Apply first coat, hand rub, apply second coat. Attach canvas to car buffer and let the buffer do the work. If you do a third coat, repeat.
As far as how you make the mits, the buffer method cuts down on the number of mits you have to make. And the results were far better then when I hand mitted the whole thing... and ... I saved a ton on elbow grease.
howard

pklonowski
08-12-2009, 11:32 PM
Well, I'll admit to using an iron once. Somewhere I had heard that if you had a photocopy of something (in this case, a pattern for making a piece of furniture), you could put it topside down on the piece of wood, then it becomes an iron-on transfer... It sort of almost worked, although not well enough to repeat the process.

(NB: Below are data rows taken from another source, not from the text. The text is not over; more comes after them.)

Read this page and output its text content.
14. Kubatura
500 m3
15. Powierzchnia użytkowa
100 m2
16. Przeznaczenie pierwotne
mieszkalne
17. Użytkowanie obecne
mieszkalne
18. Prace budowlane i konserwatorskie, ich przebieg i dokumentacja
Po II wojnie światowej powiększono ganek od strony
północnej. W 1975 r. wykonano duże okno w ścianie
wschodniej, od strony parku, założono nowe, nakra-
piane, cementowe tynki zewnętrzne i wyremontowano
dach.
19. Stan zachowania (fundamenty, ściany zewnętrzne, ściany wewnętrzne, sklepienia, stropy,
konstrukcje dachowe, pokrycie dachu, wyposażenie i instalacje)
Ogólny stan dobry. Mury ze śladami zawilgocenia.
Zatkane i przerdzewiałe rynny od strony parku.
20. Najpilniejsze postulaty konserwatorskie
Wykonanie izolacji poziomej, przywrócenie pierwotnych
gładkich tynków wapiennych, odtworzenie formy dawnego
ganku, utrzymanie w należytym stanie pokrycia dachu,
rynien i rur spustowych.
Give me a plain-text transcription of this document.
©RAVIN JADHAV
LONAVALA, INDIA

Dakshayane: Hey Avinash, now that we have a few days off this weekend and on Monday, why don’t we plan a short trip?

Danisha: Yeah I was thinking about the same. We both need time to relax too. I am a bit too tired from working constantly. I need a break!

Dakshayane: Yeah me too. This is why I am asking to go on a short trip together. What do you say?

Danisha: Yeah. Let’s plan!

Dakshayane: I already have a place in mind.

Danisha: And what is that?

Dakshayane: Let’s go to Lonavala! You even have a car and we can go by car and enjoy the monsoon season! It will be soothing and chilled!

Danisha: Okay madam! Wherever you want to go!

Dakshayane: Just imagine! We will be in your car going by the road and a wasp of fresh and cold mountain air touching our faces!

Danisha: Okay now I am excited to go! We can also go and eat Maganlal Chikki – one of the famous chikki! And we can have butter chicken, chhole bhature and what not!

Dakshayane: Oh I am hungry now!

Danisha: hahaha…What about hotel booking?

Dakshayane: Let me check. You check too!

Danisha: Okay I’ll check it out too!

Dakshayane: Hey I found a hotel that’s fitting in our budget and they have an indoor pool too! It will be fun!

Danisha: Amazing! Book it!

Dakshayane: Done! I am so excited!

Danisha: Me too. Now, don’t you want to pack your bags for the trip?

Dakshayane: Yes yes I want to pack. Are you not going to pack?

So it makes a pretty good paperweight.

Splinter
08-13-2009, 01:18 PM
So if you iron the pattern onto the wood, is the wood supposed to become the piece of furniture? Think of the manufacturing cost savings..... Move over China!

pklonowski
08-13-2009, 07:22 PM
That was the theory behind the ironing pattern. It just didn't transfer much of the pattern. Maybe the copier had the wrong kind of toner?